SOMETIME in the autumn of 200 years ago, George Stephenson accosted some farm labourers in a field near the River Tees at Stockton.

“Come, give me a spade,” he shouted in his broad Northumbrian accent. “Let it never be said that we haven’t made a beginning.”

With that, and without further fanfare, in October 1821, he turned the first sod of what was to become the world’s first modern railway.

That railway, the Stockton & Darlington Railway, opened 196 years ago today - and its bicentenary in 2025 could be a global commemoration of the railway that got the world on track.

Two hundred years ago, the railway pioneers were making huge strides towards their goal of joining the south Durham coalfield with the seaport of Stockton.

In Memories 521, we told how, on April 19, 1821, pit engineer Stephenson, from north of Newcastle, had arrived at the door of Edward Pease, who was leading the Darlington project, and in a celebrated meeting had convinced him that it should be steampower, and not horsepower, that should drive the line.

The meeting took place in Edward’s home in Northgate, where a kebab shop and a pizza parlour are today.

Look inside the dereliction of Edward Pease's house today

Stephenson also persuaded Pease that the line should be a railway, and not a tramway or a plateway, as other surveyors were advising. The concept was really now taking shape.

That summer, events moved surprisingly fast. On May 12, the railway shareholders held their first meeting in the King’s Head Hotel. They decided they should be chaired by Thomas Meynell, of Yarm, with Jonathan Backhouse, the Darlington banker, as their treasurer, and they selected a 14-man committee.

The Northern Echo: The original seal of the Stockton & Darlington Railway, showing a horse, as drawn up in 1821

But not all of the pioneers were as advanced in their thinking as Edward, and during the summer of 1821, the committee adopted an emblem drawn by the Reverend Daniel Mitford Peacock, the rector of Great Stainton. It shows a horse leading a train of coal trucks – a very outdated image for a steampowered railway.

Mr Peacock’s logo also contained the railway’s Latin motto, “Periculum privatum: utilitas publica”, which means “private risk at public service” – this Quaker-led line was risking private shareholders’ money in the hope of building a railway that would be of public benefit.

The Northern Echo: Edward Pease

Edward Pease (above) was thoroughly convinced of the potential benefit. He and his cousin Thomas Richardson, of Great Ayton, visited Stephenson’s colliery at Killingworth that summer to see his steam locomotives in operation.
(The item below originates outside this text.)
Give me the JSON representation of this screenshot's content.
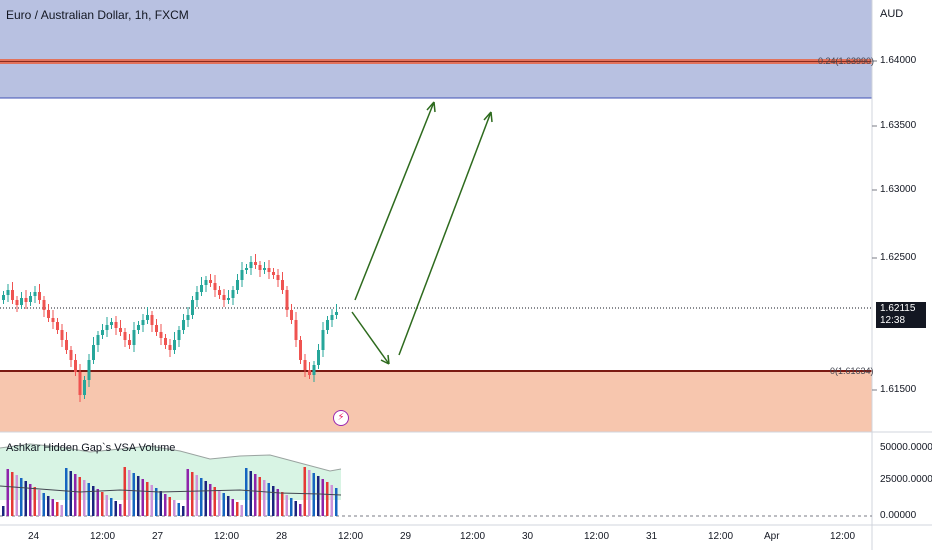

Afterwards, Edward wrote that he thought there would be “no difficulty of laying a railroad from London to Edinburgh on which waggons would travel and take the mail at the rate of 20 miles per hour”.

Edward had been in a coal truck as the locomotive had pulled a train weighing 50 tons at an astonishing eight miles an hour.
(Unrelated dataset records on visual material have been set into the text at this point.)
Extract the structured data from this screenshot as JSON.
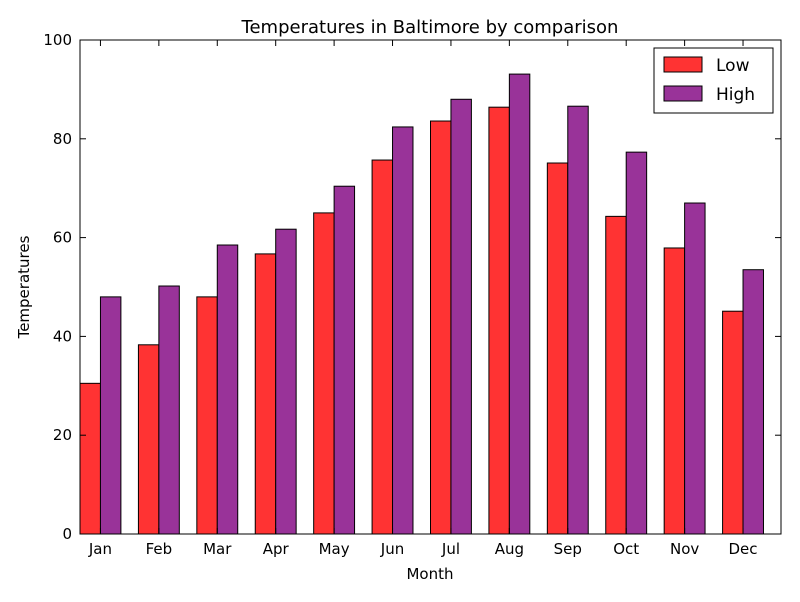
{
  "chart_data": {
    "type": "bar",
    "title": "Temperatures in Baltimore by comparison",
    "xlabel": "Month",
    "ylabel": "Temperatures",
    "categories": [
      "Jan",
      "Feb",
      "Mar",
      "Apr",
      "May",
      "Jun",
      "Jul",
      "Aug",
      "Sep",
      "Oct",
      "Nov",
      "Dec"
    ],
    "series": [
      {
        "name": "Low",
        "color": "#ff3333",
        "values": [
          30.5,
          38.3,
          48.0,
          56.7,
          65.0,
          75.7,
          83.6,
          86.4,
          75.1,
          64.3,
          57.9,
          45.1
        ]
      },
      {
        "name": "High",
        "color": "#993399",
        "values": [
          48.0,
          50.2,
          58.5,
          61.7,
          70.4,
          82.4,
          88.0,
          93.1,
          86.6,
          77.3,
          67.0,
          53.5
        ]
      }
    ],
    "ylim": [
      0,
      100
    ],
    "yticks": [
      0,
      20,
      40,
      60,
      80,
      100
    ],
    "grid": false,
    "legend_position": "top-right"
  }
}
“If the same power had been applied to speed which was applied to drag the waggons, we should have gone 50 miles an hour,” wrote Edward. “Previous to seeing this locomotive engine, I was at a loss to conceive how the engine could draw such a weight.”

Edward described Stephenson as “a self-taught genius”, and the railway committee agreed to pay George Stephenson two guineas a day, plus expenses, to survey the course of their line.
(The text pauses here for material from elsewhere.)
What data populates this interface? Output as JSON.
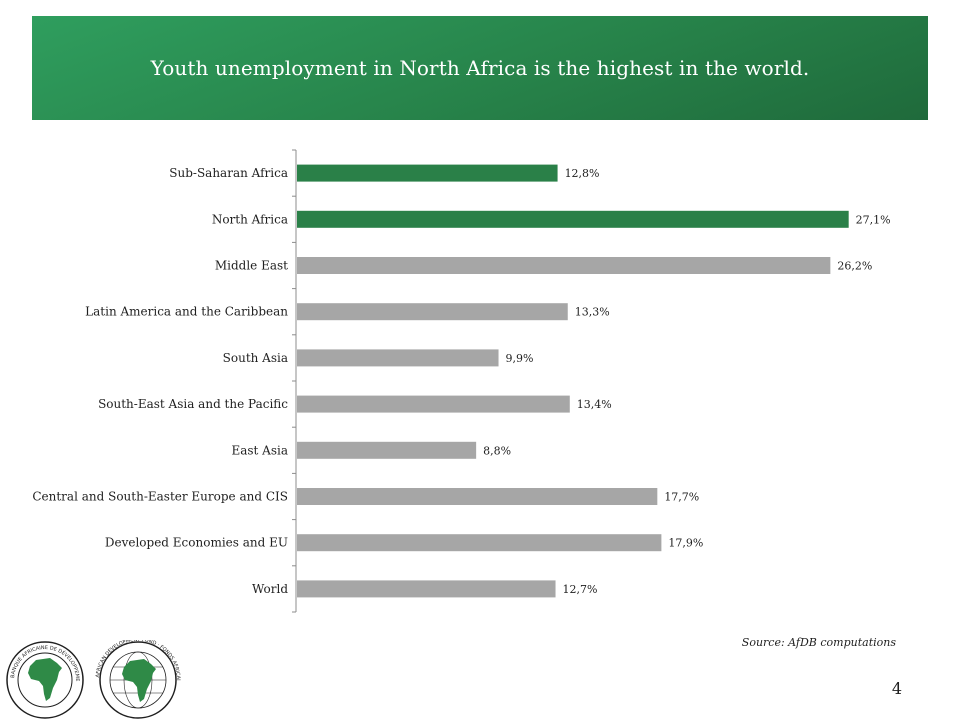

The Northern Echo: Robert Stephenson, seated, with his father, George - both men used the same method to take their railway lines over notorious bogs

George and Robert Stephenson

Making Edward’s house in Northgate his base, Stephenson began his work on October 14, 1821. He was assisted by his 18-year-old son, Robert, and by John Dixon (below), from the Cockfield family, who was regarded by the railway committee as a “suitable person” to show Stephenson the lie of the land. There were also two men holding levelling staves and two men carrying measuring chains.

The Northern Echo: Cockfield-born John Dixon (1796-1865), who may have taken the idea of the floating railway line to the Liverpool & Manchester

The weather was so fine 200 years ago that the survey was completed ahead of schedule, by October 31, and near St John’s Well at Stockton, Stephenson, in a moment of exuberance, is said to have grabbed a shovel and turned the first sod.

The Northern Echo: St John's Crossing, Stockton, in 1925

Where George Stephenson reputedly turned the first sod on the railway 200 years ago,St John's Well, in the centre of Stockton became known as St John's Crossing. It came to feature a weigh-house or ticket office that still stands - above as it was in 1925 and, below, as it is today

The Northern Echo: The restored St John's Crossing in Stockton

That story, like so many connected with the beginnings of the S&DR, may be apocryphal, but it shows that exactly 200 years ago, the railway that got the world on track was itself running on the right lines.